GEO is your growth lever. It builds the multi-platform, multi-source presence that AI engines use to decide who to recommend. If you are starting fresh or looking for new customer acquisition, GEO is where the leverage is.
The businesses that will win in 2026 and beyond are the ones that treat their website as one node in a larger content ecosystem — not the destination, but the home base of a network that spans video, audio, social, and third-party mentions.
Frequently Asked Questions
What is the difference between SEO and GEO?
SEO (Search Engine Optimisation) optimises content for traditional search engine rankings on Google, Bing, and similar platforms. GEO (Generative Engine Optimisation) optimises content so AI-powered engines like ChatGPT, Perplexity, and Google AI Overviews recommend your business in their responses.
Is SEO dead?
No. SEO remains valuable for businesses with established brand presence and strong domain authority. But for new customer acquisition, AI recommendations are becoming an increasingly important channel that SEO alone does not address.
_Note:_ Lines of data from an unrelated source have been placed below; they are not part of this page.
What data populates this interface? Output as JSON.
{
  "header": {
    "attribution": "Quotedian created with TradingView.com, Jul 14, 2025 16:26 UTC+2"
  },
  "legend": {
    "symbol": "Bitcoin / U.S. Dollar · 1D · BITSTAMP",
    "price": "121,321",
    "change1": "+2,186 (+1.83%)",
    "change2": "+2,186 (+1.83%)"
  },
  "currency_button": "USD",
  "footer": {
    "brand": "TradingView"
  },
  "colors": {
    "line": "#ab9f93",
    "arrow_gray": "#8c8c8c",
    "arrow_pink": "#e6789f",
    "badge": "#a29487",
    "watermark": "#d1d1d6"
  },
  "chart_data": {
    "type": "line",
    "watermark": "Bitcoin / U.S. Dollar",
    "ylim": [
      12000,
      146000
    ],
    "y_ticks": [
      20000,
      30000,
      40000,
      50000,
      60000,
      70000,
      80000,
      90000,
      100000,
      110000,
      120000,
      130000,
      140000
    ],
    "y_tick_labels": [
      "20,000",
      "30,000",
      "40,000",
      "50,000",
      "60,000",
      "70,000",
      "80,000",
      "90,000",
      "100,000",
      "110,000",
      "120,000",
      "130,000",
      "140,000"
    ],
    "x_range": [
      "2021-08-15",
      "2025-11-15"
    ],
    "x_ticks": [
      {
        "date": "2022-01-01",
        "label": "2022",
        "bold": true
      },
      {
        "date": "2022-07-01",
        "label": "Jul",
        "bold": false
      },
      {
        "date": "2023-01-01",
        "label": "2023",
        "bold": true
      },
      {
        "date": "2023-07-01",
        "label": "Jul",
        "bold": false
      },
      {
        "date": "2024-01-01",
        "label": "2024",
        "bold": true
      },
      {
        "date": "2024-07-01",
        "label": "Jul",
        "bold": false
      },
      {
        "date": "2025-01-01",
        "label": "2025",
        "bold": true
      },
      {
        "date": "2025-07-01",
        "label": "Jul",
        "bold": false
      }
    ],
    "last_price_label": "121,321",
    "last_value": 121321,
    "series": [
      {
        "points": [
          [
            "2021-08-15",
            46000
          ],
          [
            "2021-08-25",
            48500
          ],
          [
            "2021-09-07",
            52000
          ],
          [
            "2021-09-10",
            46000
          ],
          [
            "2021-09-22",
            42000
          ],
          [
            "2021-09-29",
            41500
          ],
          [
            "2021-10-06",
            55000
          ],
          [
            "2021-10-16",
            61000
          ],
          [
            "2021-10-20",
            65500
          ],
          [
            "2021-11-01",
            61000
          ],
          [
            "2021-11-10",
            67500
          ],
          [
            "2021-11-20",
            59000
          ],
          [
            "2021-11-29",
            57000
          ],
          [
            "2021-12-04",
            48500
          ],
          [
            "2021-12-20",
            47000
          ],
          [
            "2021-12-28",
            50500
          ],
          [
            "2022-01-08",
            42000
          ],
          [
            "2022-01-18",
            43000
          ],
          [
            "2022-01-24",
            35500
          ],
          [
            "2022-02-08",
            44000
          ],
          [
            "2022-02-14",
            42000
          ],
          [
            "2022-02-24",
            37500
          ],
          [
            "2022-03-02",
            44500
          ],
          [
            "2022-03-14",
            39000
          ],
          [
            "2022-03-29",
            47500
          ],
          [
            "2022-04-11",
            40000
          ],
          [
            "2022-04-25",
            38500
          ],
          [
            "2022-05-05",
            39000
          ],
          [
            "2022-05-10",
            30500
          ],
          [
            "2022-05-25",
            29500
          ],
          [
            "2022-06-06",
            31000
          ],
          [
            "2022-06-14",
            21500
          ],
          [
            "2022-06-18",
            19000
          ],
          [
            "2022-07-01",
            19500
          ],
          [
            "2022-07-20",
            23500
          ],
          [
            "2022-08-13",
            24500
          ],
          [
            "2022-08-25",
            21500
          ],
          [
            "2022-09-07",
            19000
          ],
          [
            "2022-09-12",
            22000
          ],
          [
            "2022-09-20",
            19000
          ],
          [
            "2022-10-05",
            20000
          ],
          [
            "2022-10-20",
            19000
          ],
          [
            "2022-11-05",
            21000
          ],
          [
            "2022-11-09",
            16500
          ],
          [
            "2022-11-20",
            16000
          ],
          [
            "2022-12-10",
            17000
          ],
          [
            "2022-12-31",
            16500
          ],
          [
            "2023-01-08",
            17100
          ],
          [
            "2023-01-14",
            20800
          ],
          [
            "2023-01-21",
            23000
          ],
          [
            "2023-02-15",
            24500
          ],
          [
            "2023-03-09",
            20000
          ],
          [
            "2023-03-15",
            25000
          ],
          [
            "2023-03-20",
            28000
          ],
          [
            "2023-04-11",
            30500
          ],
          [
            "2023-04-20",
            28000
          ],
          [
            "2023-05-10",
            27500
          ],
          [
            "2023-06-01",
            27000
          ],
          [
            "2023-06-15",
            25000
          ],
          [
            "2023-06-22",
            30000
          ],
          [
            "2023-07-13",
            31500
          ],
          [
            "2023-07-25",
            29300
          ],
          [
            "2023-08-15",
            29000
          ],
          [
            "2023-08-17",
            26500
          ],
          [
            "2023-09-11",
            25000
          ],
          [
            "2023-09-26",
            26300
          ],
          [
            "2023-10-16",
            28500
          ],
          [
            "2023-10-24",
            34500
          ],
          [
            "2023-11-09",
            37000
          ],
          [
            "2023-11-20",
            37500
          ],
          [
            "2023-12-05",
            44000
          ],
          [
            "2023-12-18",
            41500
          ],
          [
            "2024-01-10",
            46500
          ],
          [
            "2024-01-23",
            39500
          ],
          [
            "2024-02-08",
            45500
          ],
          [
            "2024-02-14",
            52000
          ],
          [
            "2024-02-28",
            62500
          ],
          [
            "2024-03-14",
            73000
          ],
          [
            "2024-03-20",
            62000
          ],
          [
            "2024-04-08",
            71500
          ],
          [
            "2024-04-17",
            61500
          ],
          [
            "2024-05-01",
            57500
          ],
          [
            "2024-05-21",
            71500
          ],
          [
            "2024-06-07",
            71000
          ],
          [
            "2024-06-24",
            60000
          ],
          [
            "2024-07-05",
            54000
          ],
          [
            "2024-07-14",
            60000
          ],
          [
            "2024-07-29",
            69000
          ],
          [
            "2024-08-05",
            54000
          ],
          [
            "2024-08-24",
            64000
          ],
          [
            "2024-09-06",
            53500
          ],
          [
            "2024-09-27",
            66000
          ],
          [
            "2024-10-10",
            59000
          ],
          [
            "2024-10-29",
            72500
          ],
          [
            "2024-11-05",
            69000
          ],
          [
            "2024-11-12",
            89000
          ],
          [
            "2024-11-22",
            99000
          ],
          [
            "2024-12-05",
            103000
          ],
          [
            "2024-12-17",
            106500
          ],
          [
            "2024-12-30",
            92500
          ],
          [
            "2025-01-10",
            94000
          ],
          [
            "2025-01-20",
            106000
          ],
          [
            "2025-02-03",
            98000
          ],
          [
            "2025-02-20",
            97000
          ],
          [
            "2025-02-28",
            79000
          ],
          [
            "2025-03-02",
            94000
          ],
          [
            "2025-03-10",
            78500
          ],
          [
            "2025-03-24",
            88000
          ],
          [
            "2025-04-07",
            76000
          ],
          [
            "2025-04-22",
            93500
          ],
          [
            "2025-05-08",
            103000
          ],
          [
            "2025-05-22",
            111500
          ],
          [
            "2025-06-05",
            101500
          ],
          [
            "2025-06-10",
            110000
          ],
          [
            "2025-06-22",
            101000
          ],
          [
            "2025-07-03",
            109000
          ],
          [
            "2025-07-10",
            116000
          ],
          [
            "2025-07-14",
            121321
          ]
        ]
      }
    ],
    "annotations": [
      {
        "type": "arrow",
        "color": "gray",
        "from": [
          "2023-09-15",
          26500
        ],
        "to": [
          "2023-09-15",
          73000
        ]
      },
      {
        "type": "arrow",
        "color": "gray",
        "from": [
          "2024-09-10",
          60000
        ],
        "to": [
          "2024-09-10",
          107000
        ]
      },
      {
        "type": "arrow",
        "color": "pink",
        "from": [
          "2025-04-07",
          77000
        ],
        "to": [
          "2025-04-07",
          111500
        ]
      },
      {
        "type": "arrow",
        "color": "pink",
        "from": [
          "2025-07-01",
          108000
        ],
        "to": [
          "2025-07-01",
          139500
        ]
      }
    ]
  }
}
How do AI search engines find content to recommend?
AI engines pull from YouTube transcripts, podcast mentions, authoritative web content, social media, structured data, and third-party citations across multiple platforms. They prioritise content that is corroborated across multiple sources.
Can I do GEO and SEO at the same time?
Yes, and you should. Many GEO practices — like clear content structure, question-based headings, and TL;DR summaries — also improve your traditional SEO. The strategies are complementary, not competing.